The problem, however, is when your goals strive for something you have no power upon. Resolutions like "winning the lotto" are quite set for failure, because aside from buying the lotto tickets there's really nothing you can do to ensure you achieve the goal. Well, of course that people hardly actually set goals like that, BUT they do set similar goals, like "open a successful business", or "make a lot of money", or "get married" (when they have no significant other at the moment, or the one they have have not shown any interest in getting married), or "become a super model" and stuff like that. So let's get real, there are things you can set as Resolutions because their achievement depends entirely of you. Saving up money for a trip, spending more time with the kids (assuming the kids have more time to spend with you), do more charity work, reduce your carbon footprint, lose or gain weight, get in shape, become more fit, get on track with your studies... those are all things where, if you apply yourself you can really achieve them, buut things like getting liked by the kind of people you want to date, or opening a successful business are not because they depend on other people. Let me explain this: say you want to be liked by girls and get married to a girl. You could study what girls like, learn how to be more likable, modify your behavior and all that in order to be more pleasing to girls and that's alright, but all you get is maybe attention. You don't command the liking of girls to be focused on you. It doesn't mean that there's something wrong with you, or that there's something you can fix about yourself, it simply means that the people you meet are not into you.
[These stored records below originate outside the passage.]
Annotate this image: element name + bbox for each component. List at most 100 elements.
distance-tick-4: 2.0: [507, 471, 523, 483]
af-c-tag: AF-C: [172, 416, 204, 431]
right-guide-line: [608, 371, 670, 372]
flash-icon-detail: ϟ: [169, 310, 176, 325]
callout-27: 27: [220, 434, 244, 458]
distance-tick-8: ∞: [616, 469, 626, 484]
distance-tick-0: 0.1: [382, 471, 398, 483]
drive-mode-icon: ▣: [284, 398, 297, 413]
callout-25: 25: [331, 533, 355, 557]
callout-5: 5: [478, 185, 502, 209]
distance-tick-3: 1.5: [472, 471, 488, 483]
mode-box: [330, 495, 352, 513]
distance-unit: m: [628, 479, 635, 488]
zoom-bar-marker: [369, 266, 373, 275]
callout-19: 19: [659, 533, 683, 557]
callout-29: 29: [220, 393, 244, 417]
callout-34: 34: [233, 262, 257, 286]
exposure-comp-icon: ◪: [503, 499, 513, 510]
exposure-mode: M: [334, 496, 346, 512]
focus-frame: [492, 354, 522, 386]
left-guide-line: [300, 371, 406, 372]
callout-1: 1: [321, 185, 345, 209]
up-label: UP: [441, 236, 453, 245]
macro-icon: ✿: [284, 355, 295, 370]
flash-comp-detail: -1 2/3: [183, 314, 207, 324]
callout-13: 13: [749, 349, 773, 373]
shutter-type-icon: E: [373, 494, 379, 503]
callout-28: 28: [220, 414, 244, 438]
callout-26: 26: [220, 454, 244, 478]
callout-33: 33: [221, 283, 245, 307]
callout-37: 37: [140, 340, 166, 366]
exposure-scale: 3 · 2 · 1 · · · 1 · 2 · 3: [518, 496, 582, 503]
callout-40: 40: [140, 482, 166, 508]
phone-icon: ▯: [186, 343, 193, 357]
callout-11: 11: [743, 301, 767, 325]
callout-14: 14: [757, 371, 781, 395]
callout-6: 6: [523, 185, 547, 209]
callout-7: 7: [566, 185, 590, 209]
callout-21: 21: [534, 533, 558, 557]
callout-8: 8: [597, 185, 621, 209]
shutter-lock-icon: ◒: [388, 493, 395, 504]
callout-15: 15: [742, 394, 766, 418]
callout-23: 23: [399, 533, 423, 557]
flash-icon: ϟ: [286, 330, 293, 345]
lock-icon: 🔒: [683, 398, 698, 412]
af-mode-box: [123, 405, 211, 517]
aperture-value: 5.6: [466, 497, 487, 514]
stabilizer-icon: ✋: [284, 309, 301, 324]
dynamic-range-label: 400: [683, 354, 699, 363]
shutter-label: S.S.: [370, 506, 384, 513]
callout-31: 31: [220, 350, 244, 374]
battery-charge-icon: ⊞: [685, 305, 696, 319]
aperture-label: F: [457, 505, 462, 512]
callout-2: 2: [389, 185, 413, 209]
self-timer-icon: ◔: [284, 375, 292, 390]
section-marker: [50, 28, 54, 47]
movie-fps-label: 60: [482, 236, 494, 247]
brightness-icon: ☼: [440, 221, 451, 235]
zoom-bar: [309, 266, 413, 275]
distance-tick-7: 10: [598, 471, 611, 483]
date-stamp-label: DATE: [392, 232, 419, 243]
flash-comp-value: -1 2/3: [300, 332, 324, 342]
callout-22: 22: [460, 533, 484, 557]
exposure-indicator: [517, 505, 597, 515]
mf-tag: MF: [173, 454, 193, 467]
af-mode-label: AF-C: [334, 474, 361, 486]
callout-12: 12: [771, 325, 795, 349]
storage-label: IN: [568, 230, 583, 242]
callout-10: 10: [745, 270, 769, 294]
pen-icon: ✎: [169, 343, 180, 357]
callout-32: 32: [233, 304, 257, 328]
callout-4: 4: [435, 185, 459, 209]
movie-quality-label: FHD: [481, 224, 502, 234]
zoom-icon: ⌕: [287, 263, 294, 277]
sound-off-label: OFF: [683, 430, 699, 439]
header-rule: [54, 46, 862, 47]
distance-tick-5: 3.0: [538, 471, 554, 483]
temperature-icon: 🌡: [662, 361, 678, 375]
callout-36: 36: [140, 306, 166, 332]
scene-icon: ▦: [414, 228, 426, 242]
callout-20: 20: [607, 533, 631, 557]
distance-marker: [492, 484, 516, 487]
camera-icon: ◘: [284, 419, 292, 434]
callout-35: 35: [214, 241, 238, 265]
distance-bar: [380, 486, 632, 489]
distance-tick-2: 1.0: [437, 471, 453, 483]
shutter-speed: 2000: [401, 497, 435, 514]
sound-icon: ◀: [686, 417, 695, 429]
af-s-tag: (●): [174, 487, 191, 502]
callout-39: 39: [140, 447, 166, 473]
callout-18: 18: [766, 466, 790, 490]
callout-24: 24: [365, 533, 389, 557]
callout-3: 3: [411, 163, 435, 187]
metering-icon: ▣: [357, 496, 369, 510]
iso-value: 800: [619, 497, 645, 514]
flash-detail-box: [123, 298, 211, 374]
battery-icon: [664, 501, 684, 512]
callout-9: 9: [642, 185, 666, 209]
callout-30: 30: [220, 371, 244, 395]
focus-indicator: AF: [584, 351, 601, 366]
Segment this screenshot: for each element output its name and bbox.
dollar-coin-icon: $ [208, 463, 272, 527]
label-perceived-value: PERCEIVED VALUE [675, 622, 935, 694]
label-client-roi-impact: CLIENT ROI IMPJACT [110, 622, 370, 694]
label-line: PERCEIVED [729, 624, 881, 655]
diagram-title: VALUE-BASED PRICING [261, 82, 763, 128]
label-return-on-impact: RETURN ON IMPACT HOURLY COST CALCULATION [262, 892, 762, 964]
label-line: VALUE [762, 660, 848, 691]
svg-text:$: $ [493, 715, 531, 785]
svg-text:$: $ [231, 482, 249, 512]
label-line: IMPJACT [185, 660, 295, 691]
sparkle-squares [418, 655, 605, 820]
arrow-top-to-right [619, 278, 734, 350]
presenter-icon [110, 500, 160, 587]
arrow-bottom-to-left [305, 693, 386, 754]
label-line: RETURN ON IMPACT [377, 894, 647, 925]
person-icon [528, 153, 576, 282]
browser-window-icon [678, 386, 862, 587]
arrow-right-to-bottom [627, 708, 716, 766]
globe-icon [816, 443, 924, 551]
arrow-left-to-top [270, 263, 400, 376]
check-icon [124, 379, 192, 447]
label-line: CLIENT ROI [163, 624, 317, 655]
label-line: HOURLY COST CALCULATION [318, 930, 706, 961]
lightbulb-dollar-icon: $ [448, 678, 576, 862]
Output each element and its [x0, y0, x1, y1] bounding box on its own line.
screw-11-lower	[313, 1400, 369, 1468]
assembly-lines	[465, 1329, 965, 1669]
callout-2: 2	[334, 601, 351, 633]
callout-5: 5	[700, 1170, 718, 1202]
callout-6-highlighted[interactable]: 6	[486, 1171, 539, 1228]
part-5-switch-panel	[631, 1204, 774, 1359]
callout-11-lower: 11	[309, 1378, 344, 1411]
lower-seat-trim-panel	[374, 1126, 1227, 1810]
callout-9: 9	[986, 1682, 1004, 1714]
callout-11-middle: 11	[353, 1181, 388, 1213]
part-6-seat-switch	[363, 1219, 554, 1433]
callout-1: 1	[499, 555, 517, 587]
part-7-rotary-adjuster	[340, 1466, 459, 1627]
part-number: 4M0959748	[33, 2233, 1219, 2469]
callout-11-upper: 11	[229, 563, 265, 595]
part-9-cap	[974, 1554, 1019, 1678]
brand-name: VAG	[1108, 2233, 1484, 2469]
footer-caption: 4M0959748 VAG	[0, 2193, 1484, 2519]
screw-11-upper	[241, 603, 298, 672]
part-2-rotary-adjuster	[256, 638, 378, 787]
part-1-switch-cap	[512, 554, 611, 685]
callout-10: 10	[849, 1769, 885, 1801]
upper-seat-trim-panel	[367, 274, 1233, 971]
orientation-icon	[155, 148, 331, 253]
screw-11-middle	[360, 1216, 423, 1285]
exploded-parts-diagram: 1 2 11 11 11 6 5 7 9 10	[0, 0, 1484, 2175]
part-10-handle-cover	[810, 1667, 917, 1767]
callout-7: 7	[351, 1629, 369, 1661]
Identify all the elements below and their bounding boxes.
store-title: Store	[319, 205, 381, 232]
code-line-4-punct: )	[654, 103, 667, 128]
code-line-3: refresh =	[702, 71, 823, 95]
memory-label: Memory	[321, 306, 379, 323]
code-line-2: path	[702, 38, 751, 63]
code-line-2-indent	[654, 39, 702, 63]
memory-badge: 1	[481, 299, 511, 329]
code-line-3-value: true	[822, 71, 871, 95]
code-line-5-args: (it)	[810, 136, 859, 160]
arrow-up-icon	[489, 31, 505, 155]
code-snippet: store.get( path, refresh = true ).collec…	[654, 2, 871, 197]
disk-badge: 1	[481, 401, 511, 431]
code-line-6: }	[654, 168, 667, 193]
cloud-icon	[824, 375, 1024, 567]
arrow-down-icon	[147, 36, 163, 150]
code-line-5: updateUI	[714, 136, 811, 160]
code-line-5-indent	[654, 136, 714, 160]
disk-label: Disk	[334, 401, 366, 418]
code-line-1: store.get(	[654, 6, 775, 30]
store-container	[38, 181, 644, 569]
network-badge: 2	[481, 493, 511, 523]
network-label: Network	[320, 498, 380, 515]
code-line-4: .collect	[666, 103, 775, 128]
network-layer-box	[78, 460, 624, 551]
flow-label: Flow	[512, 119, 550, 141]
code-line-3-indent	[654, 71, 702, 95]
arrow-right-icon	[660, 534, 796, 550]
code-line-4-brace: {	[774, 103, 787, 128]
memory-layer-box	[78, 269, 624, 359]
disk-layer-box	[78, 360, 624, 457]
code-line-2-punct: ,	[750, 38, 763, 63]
With the business is a tad more complicated, because there where one might want to make one person fall in love with them, or convince their long standing significant other to tie the knot, with a business you need to convince and keep a segment of the market interested in your product. Bookstores are filled with a bunch of garbage literature about "how to make a successful business", which are a large heap of bullshit. Again, it's not a matter of having the "keys of success" at your disposal, or sending the "right kind of energy to the universe", it's about demand and supply and what the fickle whims of the market want to grab on or not.
Some things need to be worked on and even with heaps of time and energy invested in them they may not achieve the dreamed business success or the dreamlike wedding. Disappointment ensues, as expected, but never the realization that the expectation was outside the realm of what was manageable.
Bottomline: when you plan out your Resolutions, think them in terms of what you can actually achieve by yourself (what you have control upon), in the alotted timeframe.